Neuroglycopenia can cause social embarrassment, and even lead to ostracism or be mistaken for disorderly or unlawful behavior. The more distressing the severe hypoglycemic episode, the greater the psychological fear of hypoglycemia. The threat and fear of severe hypoglycemia can significantly discourage patients and health care providers from pursuing intensive insulin therapy and can therefore be a major but unrecognized impediment to achieving euglycemia. Pramming et al. found that their patients were as concerned about the development of severe hypoglycemia as they were about the development of blindness or renal failure.

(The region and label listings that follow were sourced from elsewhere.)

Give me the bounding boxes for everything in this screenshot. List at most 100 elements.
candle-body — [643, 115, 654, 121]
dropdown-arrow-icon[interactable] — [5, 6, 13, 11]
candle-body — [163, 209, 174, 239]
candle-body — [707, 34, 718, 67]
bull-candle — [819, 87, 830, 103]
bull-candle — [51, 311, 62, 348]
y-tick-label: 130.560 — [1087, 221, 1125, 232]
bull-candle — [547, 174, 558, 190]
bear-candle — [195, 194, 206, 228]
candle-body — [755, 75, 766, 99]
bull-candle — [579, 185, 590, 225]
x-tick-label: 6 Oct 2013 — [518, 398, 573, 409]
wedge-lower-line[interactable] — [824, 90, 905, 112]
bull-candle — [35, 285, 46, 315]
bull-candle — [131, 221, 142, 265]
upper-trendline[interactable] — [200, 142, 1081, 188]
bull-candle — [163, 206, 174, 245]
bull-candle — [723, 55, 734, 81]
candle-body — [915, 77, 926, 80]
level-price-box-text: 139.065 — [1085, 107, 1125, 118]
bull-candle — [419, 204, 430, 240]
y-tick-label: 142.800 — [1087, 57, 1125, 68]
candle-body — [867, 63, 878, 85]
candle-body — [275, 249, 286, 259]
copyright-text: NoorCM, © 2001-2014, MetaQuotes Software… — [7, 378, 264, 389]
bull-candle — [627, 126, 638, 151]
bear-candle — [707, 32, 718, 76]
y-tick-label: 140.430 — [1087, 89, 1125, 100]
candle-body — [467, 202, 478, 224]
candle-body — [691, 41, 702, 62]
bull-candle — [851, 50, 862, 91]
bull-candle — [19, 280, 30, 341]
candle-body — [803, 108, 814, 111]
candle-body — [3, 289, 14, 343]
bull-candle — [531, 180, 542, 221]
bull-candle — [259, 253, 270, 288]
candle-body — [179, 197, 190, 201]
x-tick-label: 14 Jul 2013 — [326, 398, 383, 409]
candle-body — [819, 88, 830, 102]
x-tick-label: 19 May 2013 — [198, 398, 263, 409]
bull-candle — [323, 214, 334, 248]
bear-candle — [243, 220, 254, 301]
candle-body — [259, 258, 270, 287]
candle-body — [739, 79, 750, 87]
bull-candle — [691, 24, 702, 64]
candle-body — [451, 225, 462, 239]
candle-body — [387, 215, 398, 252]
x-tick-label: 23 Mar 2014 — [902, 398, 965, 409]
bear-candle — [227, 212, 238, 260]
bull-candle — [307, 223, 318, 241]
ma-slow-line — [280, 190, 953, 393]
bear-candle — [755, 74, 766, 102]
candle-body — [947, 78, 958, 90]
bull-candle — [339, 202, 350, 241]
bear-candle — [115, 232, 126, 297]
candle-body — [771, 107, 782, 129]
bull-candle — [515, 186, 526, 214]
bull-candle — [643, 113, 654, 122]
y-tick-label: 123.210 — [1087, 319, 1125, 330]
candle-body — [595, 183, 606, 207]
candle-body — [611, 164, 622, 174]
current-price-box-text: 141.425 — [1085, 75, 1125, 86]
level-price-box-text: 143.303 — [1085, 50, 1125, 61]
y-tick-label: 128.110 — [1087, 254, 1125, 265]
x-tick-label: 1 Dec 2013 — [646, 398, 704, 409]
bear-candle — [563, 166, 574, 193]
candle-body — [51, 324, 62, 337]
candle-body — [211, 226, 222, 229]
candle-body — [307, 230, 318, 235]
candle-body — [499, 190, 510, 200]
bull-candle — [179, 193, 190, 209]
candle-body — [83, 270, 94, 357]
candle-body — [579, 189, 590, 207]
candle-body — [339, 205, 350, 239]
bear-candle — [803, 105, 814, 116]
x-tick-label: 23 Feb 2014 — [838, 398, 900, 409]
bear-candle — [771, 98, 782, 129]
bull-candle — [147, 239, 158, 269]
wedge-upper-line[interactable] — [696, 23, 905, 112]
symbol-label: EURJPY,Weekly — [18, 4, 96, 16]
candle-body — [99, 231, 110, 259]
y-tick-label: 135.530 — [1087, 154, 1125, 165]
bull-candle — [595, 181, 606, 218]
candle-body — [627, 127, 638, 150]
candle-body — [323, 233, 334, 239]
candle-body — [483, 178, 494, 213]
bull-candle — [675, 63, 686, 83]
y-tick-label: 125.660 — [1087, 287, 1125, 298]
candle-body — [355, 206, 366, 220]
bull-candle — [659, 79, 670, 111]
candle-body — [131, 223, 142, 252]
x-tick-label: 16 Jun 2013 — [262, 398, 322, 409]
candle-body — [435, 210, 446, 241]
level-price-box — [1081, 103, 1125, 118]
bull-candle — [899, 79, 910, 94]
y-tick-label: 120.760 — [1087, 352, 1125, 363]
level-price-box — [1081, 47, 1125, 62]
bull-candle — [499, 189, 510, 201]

Ryan et al. documented the absence of episodes of severe hypoglycemia in 12 successful islet transplant recipients (median follow-up, 10.2 months) 8 whose diabetes was complicated by recurrent episodes of severe hypoglycemia pretransplant. This would suggest that hypoglycemia associated autonomic failure associated with defective counterregulation and impaired sympathodrenal responses is not just due to recurrent hypoglycemia. After a sustained period without any hypoglycemia most patients post islet transplant still had defective responses to hypoglycemia. The absence of clinically significant hypoglycemia post islet transplant despite the persistent defect in counterregulation in most subjects demonstrates the dominance of the absence of glucose regulated insulin secretion in the pathogenesis of severe hypoglycemia. Correction of this can only currently be attained with transplantation of beta cell tissue.